Search code examples
multithreadingmongodbcursor

MongoCursor rewind in separate threads


I have a situation in which several search procedures are parallelized into different threads. Each thread gets the same pymongo.cursor.Cusor objects to look through for its results, but each thread performs different processing. I created a demo procedure that just looks like this:

class SearchProcedure(Thread):

    weight = 0.1

    def __init__(self,weight=None):
        if weight:
            self.weight = float(weight)
        Thread.__init__(self)

    def start(self,query):
        self.query = query
        Thread.start(self)

    def run(self):
        if hasattr(self,'places'):
            for p in self.places.values():
                print p.name

        if hasattr(self,'posts'):
            for s in self.posts.values():
                s.rewind()
                print [(sh['name'],sh['description']) for sh in s]
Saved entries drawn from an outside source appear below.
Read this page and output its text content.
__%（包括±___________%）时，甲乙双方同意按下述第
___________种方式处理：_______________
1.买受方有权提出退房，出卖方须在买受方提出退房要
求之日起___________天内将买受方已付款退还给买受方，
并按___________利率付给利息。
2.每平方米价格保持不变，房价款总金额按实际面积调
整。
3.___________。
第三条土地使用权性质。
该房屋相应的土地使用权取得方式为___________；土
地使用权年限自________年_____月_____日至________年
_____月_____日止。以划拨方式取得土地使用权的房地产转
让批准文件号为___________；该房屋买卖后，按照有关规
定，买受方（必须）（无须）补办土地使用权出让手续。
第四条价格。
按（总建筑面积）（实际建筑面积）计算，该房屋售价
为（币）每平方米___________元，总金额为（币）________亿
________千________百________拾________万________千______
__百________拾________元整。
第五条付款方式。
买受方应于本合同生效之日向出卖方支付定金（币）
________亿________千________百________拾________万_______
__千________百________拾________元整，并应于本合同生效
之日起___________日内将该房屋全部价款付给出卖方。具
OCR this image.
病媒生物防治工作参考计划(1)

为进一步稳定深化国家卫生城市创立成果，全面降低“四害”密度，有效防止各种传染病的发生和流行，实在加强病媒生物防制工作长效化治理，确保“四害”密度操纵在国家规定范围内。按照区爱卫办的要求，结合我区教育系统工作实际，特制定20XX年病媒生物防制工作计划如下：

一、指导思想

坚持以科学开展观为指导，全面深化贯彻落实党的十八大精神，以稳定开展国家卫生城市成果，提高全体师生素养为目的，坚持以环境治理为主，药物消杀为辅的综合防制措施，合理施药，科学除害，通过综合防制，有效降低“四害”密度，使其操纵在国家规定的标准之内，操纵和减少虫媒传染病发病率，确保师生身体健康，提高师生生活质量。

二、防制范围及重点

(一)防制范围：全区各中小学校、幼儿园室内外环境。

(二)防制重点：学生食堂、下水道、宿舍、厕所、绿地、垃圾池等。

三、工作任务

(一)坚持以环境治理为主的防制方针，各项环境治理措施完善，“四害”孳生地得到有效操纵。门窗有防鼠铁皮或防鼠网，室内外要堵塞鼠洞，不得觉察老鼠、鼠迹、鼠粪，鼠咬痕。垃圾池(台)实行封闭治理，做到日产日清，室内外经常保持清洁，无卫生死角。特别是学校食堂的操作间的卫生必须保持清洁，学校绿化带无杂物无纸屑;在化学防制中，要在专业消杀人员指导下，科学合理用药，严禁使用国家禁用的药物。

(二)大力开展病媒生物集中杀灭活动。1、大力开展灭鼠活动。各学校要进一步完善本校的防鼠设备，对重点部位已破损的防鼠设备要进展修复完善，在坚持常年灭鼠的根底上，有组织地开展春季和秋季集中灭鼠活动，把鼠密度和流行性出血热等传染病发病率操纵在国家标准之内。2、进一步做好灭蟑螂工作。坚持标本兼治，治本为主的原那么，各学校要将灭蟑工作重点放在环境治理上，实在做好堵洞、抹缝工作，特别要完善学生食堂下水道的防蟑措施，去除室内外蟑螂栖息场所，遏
    def attach_eligible(self,queue,**kwargs):
        self.queue = queue
        for (name,value) in kwargs.items():
            setattr(self,name,value)

The attach_eligible method is where the properties for places and posts are added to the procedure object. Again, the posts property is a set of mongo cursors that can be iterated through. I use rewind before running through the results to reset the cursor to its original state if another thread has already unwound it. The idea is the each thread will use different criteria to search the objects and then emit its results into the queue property for use in the calling/instantiating scope.

The first thread runs through fine, but all subsequent threads the utilize the cursor output the following error:

  File "/usr/local/lib/python2.7/dist-packages/pymongo/cursor.py", line 668, in __send_message
    assert response["starting_from"] == self.__retrieved
AssertionError

Rewinding, it would seem, has no effect. Is this because the cursors are passed in by reference? Would they too need to be contained within a queue to preserve lock status? Is it even possible to do something like this with mongo cursors? It would be nice if I could, since it would make the processing of the search criteria much more performant to have it executed concurrently.


Solution

  • You can't freely share any object with changing state between threads unless it's specifically designed to allow it. A pymongo cursor is not designed for this.

    What you can do is clone the cursor and then provide each thread with its own cloned copy of the cursor. See cursor.clone.